The Newsletter

Issue no. 15|June 8, 2010

Everything Decays


One of the things we've noticed is that managers like having a solution which solves their problem forever. We suspect you've felt this way. In the rare instance you've found the solution you thought would solve the problem forever, you've probably also discovered it's not true. The problem has come back because the situation changes. The people change. The knowledge changes. The need changes.

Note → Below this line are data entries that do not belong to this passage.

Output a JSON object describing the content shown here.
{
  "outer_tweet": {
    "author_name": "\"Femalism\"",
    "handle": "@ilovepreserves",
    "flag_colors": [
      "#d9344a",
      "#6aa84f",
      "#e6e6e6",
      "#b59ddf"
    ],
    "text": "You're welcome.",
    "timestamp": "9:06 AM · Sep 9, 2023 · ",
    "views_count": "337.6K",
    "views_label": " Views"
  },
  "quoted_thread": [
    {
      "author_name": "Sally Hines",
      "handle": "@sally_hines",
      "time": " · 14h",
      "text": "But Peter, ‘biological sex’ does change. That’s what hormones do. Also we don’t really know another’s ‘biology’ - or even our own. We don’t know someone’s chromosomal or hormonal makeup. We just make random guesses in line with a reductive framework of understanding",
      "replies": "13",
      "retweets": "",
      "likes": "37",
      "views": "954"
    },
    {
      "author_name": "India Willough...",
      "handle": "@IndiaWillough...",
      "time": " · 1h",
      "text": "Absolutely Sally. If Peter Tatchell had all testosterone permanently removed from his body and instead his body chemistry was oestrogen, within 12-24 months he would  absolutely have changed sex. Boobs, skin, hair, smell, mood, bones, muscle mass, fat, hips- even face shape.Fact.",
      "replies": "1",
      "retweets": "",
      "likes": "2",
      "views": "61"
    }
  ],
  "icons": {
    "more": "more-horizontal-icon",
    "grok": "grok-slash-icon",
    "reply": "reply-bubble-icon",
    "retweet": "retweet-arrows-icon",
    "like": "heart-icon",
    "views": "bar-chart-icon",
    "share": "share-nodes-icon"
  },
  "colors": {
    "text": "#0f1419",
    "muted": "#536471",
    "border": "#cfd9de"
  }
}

The fact is, everything decays. For our technical readers, it's just entropy. At work, every problem, every meeting and every relationship is decaying, right now. Now matter how good a meeting is now, in six months, left to its own devices, it won't exist (the ultimate decay) or it will be a lot less effective. The process that you've been working so hard on, and finally got just right, in six months will either be OBE (Overcome By Events) or will need significant rework. You may not have understood, up till now, why good processes that worked before begin not to work. The answer is, the situation, systems or people changed and the process didn't. Entropy. Everything decays. It's not just YOUR stuff that decays, because you're not a good manager. EVERYBODY'S stuff decays. Always.


Mark used to teach interview candidates that all interviewees remember their highest point of energy in an interview, which is in the first two minutes. He taught, as well, that interviewers remember the energy at the end of the interview. Even our energy in an interview decays! The solution is not to try to spike the energy at the end of the interview. Rather, the solution was for the candidate to remind themselves every five to ten minutes to keep their energy up. If you were to graph the energy, it would look like a sawtooth.

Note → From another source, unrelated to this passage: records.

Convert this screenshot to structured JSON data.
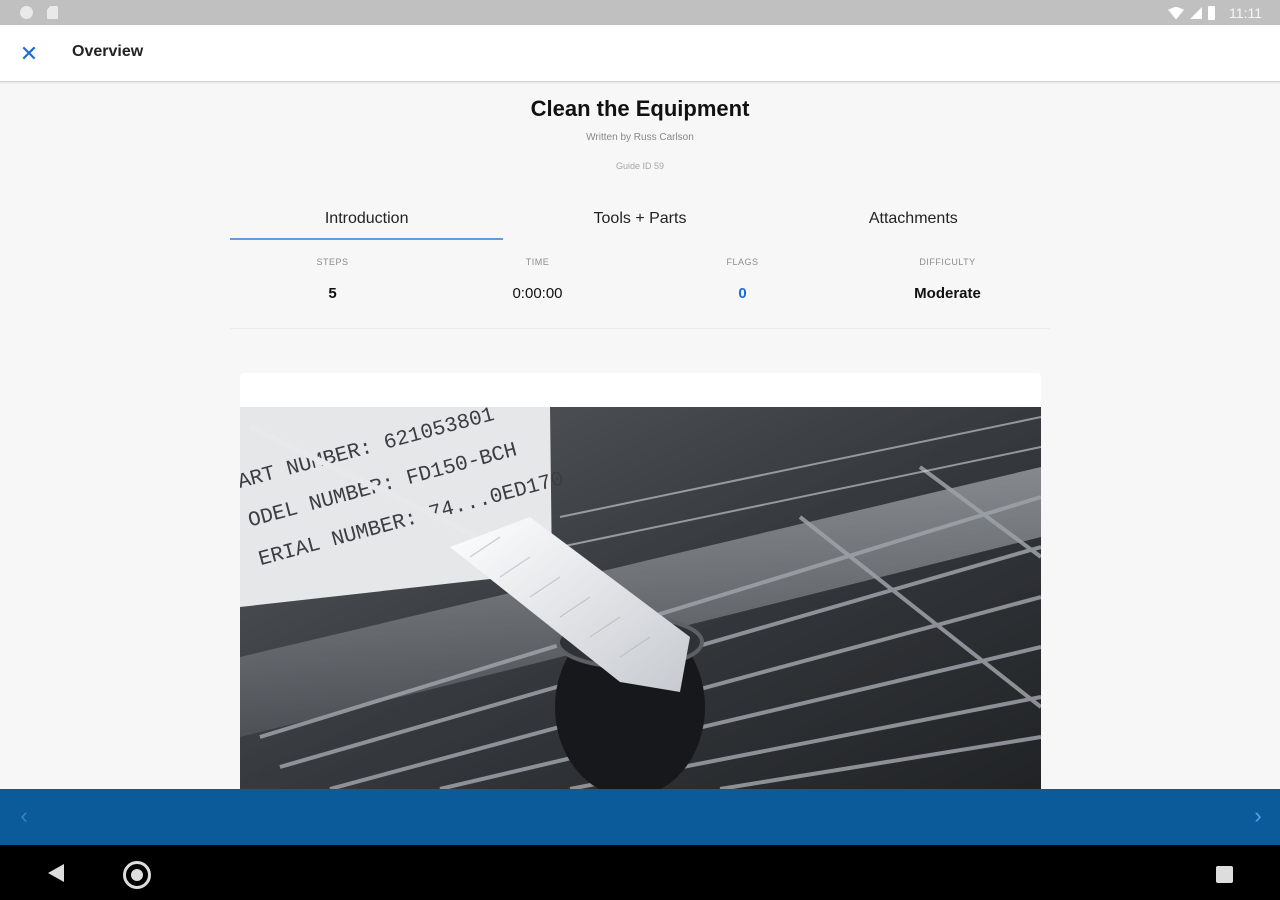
{
  "status_bar": {
    "time": "11:11",
    "icons": [
      "notification-dot-icon",
      "sd-card-icon",
      "wifi-icon",
      "signal-icon",
      "battery-icon"
    ]
  },
  "app_bar": {
    "close_icon": "close-icon",
    "title": "Overview"
  },
  "guide": {
    "title": "Clean the Equipment",
    "author": "Written by Russ Carlson",
    "guide_id": "Guide ID 59"
  },
  "tabs": [
    {
      "label": "Introduction",
      "active": true
    },
    {
      "label": "Tools + Parts",
      "active": false
    },
    {
      "label": "Attachments",
      "active": false
    }
  ],
  "stats": {
    "steps_label": "STEPS",
    "steps_value": "5",
    "time_label": "TIME",
    "time_value": "0:00:00",
    "flags_label": "FLAGS",
    "flags_value": "0",
    "difficulty_label": "DIFFICULTY",
    "difficulty_value": "Moderate"
  },
  "photo": {
    "label_lines": [
      "ART NUMBER: 621053801",
      "ODEL NUMBER: FD150-BCH",
      "ERIAL NUMBER: 74...0ED170"
    ]
  },
  "bottom_nav": {
    "prev_icon": "chevron-left-icon",
    "next_icon": "chevron-right-icon"
  },
  "colors": {
    "accent": "#1e6bd6",
    "bottom_bar": "#0b5a99",
    "tab_indicator": "#5f9ddb"
  }
}
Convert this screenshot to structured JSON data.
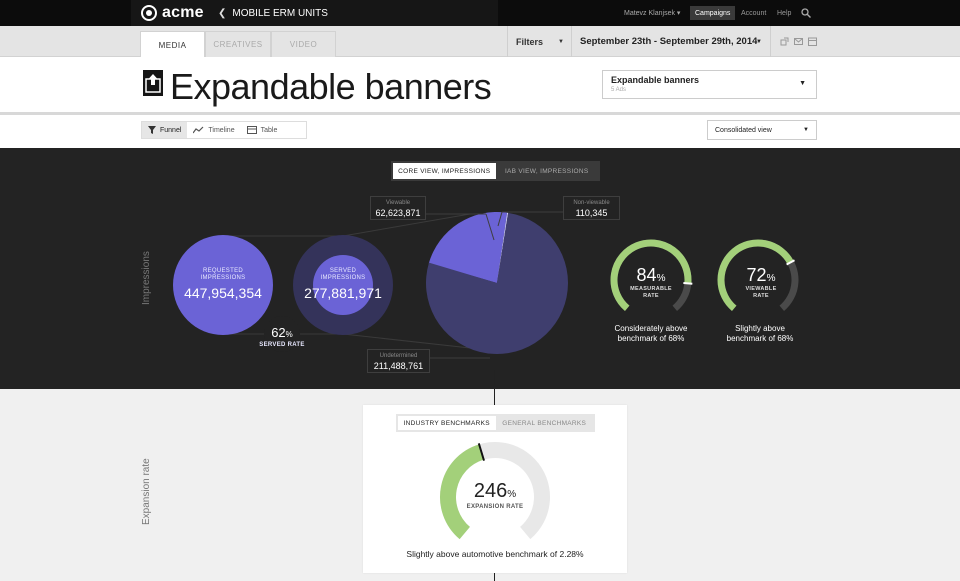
{
  "topbar": {
    "brand": "acme",
    "breadcrumb": "MOBILE ERM UNITS",
    "user": "Matevz Klanjsek",
    "nav": [
      "Campaigns",
      "Account",
      "Help"
    ],
    "active_nav": "Campaigns"
  },
  "tabs": [
    {
      "label": "MEDIA",
      "active": true
    },
    {
      "label": "CREATIVES",
      "active": false
    },
    {
      "label": "VIDEO",
      "active": false
    }
  ],
  "filters_label": "Filters",
  "date_range": "September 23th - September 29th, 2014",
  "title": "Expandable banners",
  "ad_select": {
    "title": "Expandable banners",
    "subtitle": "5 Ads"
  },
  "views": [
    {
      "label": "Funnel",
      "icon": "funnel-icon",
      "active": true
    },
    {
      "label": "Timeline",
      "icon": "timeline-icon",
      "active": false
    },
    {
      "label": "Table",
      "icon": "table-icon",
      "active": false
    }
  ],
  "view_mode": "Consolidated view",
  "impressions": {
    "section_label": "Impressions",
    "toggle": [
      {
        "label": "CORE VIEW, IMPRESSIONS",
        "active": true
      },
      {
        "label": "IAB VIEW, IMPRESSIONS",
        "active": false
      }
    ],
    "requested": {
      "label": "REQUESTED IMPRESSIONS",
      "value": "447,954,354"
    },
    "served": {
      "label": "SERVED IMPRESSIONS",
      "value": "277,881,971"
    },
    "served_rate": {
      "value": "62",
      "unit": "%",
      "label": "SERVED RATE"
    },
    "viewable": {
      "label": "Viewable",
      "value": "62,623,871"
    },
    "non_viewable": {
      "label": "Non-viewable",
      "value": "110,345"
    },
    "undetermined": {
      "label": "Undetermined",
      "value": "211,488,761"
    },
    "gauges": [
      {
        "value": "84",
        "unit": "%",
        "label": "MEASURABLE RATE",
        "caption1": "Considerately above",
        "caption2": "benchmark of 68%"
      },
      {
        "value": "72",
        "unit": "%",
        "label": "VIEWABLE RATE",
        "caption1": "Slightly above",
        "caption2": "benchmark of 68%"
      }
    ]
  },
  "expansion": {
    "section_label": "Expansion rate",
    "toggle": [
      {
        "label": "INDUSTRY BENCHMARKS",
        "active": true
      },
      {
        "label": "GENERAL BENCHMARKS",
        "active": false
      }
    ],
    "value": "246",
    "unit": "%",
    "label": "EXPANSION RATE",
    "caption": "Slightly above automotive benchmark of 2.28%"
  },
  "colors": {
    "accent_purple": "#6b63d6",
    "pie_dark": "#3f3e6e",
    "gauge_green": "#a3d07a",
    "gauge_track": "#4a4a4a"
  },
  "chart_data": {
    "type": "pie",
    "categories": [
      "Viewable",
      "Non-viewable",
      "Undetermined"
    ],
    "values": [
      62623871,
      110345,
      211488761
    ]
  }
}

The solution to the decay of all things is to manage them. Assess the status of processes and change them regularly. Assess the effectiveness of the meeting periodically (as we recommend in our Effective Meeting protocol) and adjust accordingly. Reach out to your friends (ctl+shift+K) more regularly than you do.


Did we just create more work for you? In the long term, we think not. The amount of work required to fix a broken process or a destroyed relationship is much bigger than the little work required to maintain those things along the way. If you've ever tried to get a referral for a job from an old old friend who you haven't kept in touch with, you'll know the regret of not keeping in touch, as there will be no energy in your relationship for him to help you solve the problem.


And if you want to feel regal as you "manage", consider this part of the statement made at the coronation for the king or queen of the United Kingdom: "...help and defend widows and orphans, restore the things that are gone to decay, maintain the things that are restored..."


[PS: the Queen of England does One on Ones with her Prime Minister. ;-) ]




Midyear Reviews Part 2


In the last newsletter we encouraged you all to carry out a midyear review. For the managers who need to write and deliver midyear reviews, we'd like to remind you about two casts that will help. First the preparation: Part 1 and Part 2 and then delivery: Part 1 and Part 2.


We said last time that carrying out your own performance review, even if it's not required, is incredibly useful. Similarly, even if a review of your directs is not required, consider giving them a midyear review. It might save some of those projects which otherwise would not be completed by the end of the year.